After receiving complaints from constituents, a Conservative British Columbia MP says landlords should be able to decide if tenants can grow medical marijuana.
Cathy McLeod has introduced a private member's bill in the House of Commons requiring tenants in rental properties to get permission from their landlords if they want to grow medical marijuana.
"If someone's got a couple hundred thousand of their hard earned money invested, I think they have the right to provide permission or not," McLeod said.
"For the last number of years, I've had a number of constituents that have phoned into the office and they're landlords, and they've found out that there's medical grow operations happening in their homes and they . . had no idea about it, their insurance becomes invalid and they worry about the long-term repercussions," McLeod said.
"I've had people come into my office in tears," she added.

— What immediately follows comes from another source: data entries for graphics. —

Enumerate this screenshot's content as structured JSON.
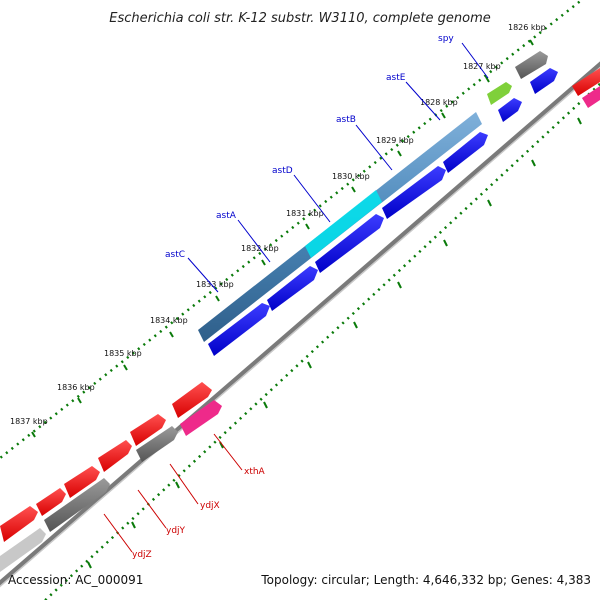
{
  "title": "Escherichia coli str. K-12 substr. W3110, complete genome",
  "footer": {
    "accession": "Accession: AC_000091",
    "topology": "Topology: circular; Length: 4,646,332 bp; Genes: 4,383"
  },
  "colors": {
    "backbone": "#8c8c8c",
    "tick": "#0a7a0a",
    "forward_cds": "#0a0aee",
    "reverse_cds": "#ee1010",
    "gene_label_forward": "#0000cc",
    "gene_label_reverse": "#cc0000",
    "operon_bar": "#4a86b8",
    "highlight": "#00e5ee",
    "gray_feature": "#6a6a6a",
    "pink_feature": "#ee2a8a"
  },
  "tick_labels": [
    "1826 kbp",
    "1827 kbp",
    "1828 kbp",
    "1829 kbp",
    "1830 kbp",
    "1831 kbp",
    "1832 kbp",
    "1833 kbp",
    "1834 kbp",
    "1835 kbp",
    "1836 kbp",
    "1837 kbp"
  ],
  "genes_forward": [
    {
      "name": "spy"
    },
    {
      "name": "astE"
    },
    {
      "name": "astB"
    },
    {
      "name": "astD"
    },
    {
      "name": "astA"
    },
    {
      "name": "astC"
    }
  ],
  "genes_reverse": [
    {
      "name": "xthA"
    },
    {
      "name": "ydjX"
    },
    {
      "name": "ydjY"
    },
    {
      "name": "ydjZ"
    }
  ]
}
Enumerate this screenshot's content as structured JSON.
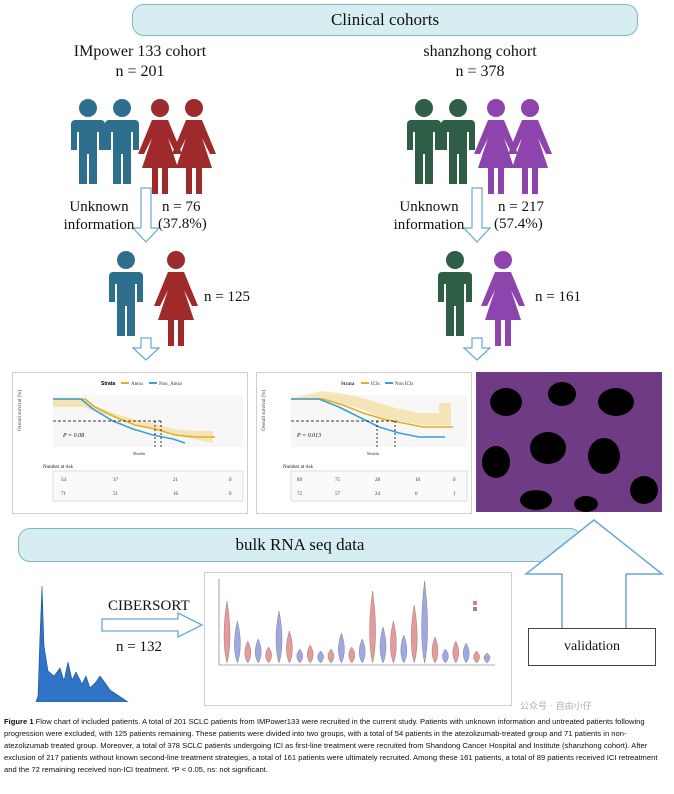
{
  "banner_top": "Clinical cohorts",
  "banner_mid": "bulk RNA seq data",
  "left_cohort": {
    "title": "IMpower 133 cohort",
    "n_total": "n = 201",
    "unknown_label": "Unknown\ninformation",
    "n_excluded": "n = 76",
    "pct_excluded": "(37.8%)",
    "n_remaining": "n = 125"
  },
  "right_cohort": {
    "title": "shanzhong cohort",
    "n_total": "n = 378",
    "unknown_label": "Unknown\ninformation",
    "n_excluded": "n = 217",
    "pct_excluded": "(57.4%)",
    "n_remaining": "n = 161"
  },
  "km_left": {
    "strata_label": "Strata",
    "legend": [
      "Atezo",
      "Non_Atezo"
    ],
    "ylabel": "Overall survival (%)",
    "xlabel": "Months",
    "pvalue": "P = 0.08",
    "risk_title": "Number at risk",
    "risk_rows": [
      [
        "54",
        "37",
        "21",
        "0"
      ],
      [
        "71",
        "51",
        "16",
        "0"
      ]
    ],
    "x_ticks": [
      "0",
      "10",
      "20",
      "30"
    ]
  },
  "km_right": {
    "strata_label": "Strata",
    "legend": [
      "ICIs",
      "Non ICIs"
    ],
    "ylabel": "Overall survival (%)",
    "xlabel": "Months",
    "pvalue": "P = 0.013",
    "risk_title": "Number at risk",
    "risk_rows": [
      [
        "89",
        "75",
        "28",
        "10",
        "0"
      ],
      [
        "72",
        "57",
        "24",
        "6",
        "1"
      ]
    ],
    "x_ticks": [
      "0",
      "10",
      "20",
      "30",
      "40"
    ]
  },
  "cibersort_label": "CIBERSORT",
  "n_rna": "n = 132",
  "validation_label": "validation",
  "watermark": "公众号 · 自由小仔",
  "caption": {
    "bold": "Figure 1",
    "text": " Flow chart of included patients. A total of 201 SCLC patients from IMPower133 were recruited in the current study. Patients with unknown information and untreated patients following progression were excluded, with 125 patients remaining. These patients were divided into two groups, with a total of 54 patients in the atezolizumab-treated group and 71 patients in non-atezolizumab treated group. Moreover, a total of 378 SCLC patients undergoing ICI as first-line treatment were recruited from Shandong Cancer Hospital and Institute (shanzhong cohort). After exclusion of 217 patients without known second-line treatment strategies, a total of 161 patients were ultimately recruited. Among these 161 patients, a total of 89 patients received ICI retreatment and the 72 remaining received non-ICI treatment. *P < 0.05, ns: not significant."
  },
  "colors": {
    "man_blue": "#2e6f8e",
    "woman_red": "#9e2a2b",
    "man_green": "#2e5e46",
    "woman_purple": "#8e44ad",
    "km_gold": "#e0b020",
    "km_blue": "#3aa0d8",
    "banner_fill": "#d6eef2"
  }
}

Many have poured their life savings into rental property investments, she said, but the marijuana operations have jeopardized those investments.
"They're worried about the smells, they're worried about the damage, they're worried about when they go to sell their property they have to claim is as a marijuana grow-op. People are losing their life savings."
Right now, tenants in a rental are not required to ask permission from the landlord to grow medical marijuana in the property.
If a tenant is growing medical marijuana in a rental home, the landlord's insurance will be cancelled, because medical marijuana grow-ops are considered high-risk.
In an email, Andrew McGrath from the Insurance Bureau told CBC's Go Public that "while regulations may allow for the legal growing of marijuana for medical purposes, it does not change the structural risk grow-ops pose to homes and condos."
"I don't blame insurance companies for not wanting to insure when there're no protections in place," McLeod said.
She said she has a lot of support for the bill.
"I have a huge positive response from groups across the country, from fire departments to insurance companies to real estate agents to my Conservative colleagues," McLeod said.
Even if the bill does not pass, it will have created a discussion around the issue, she said.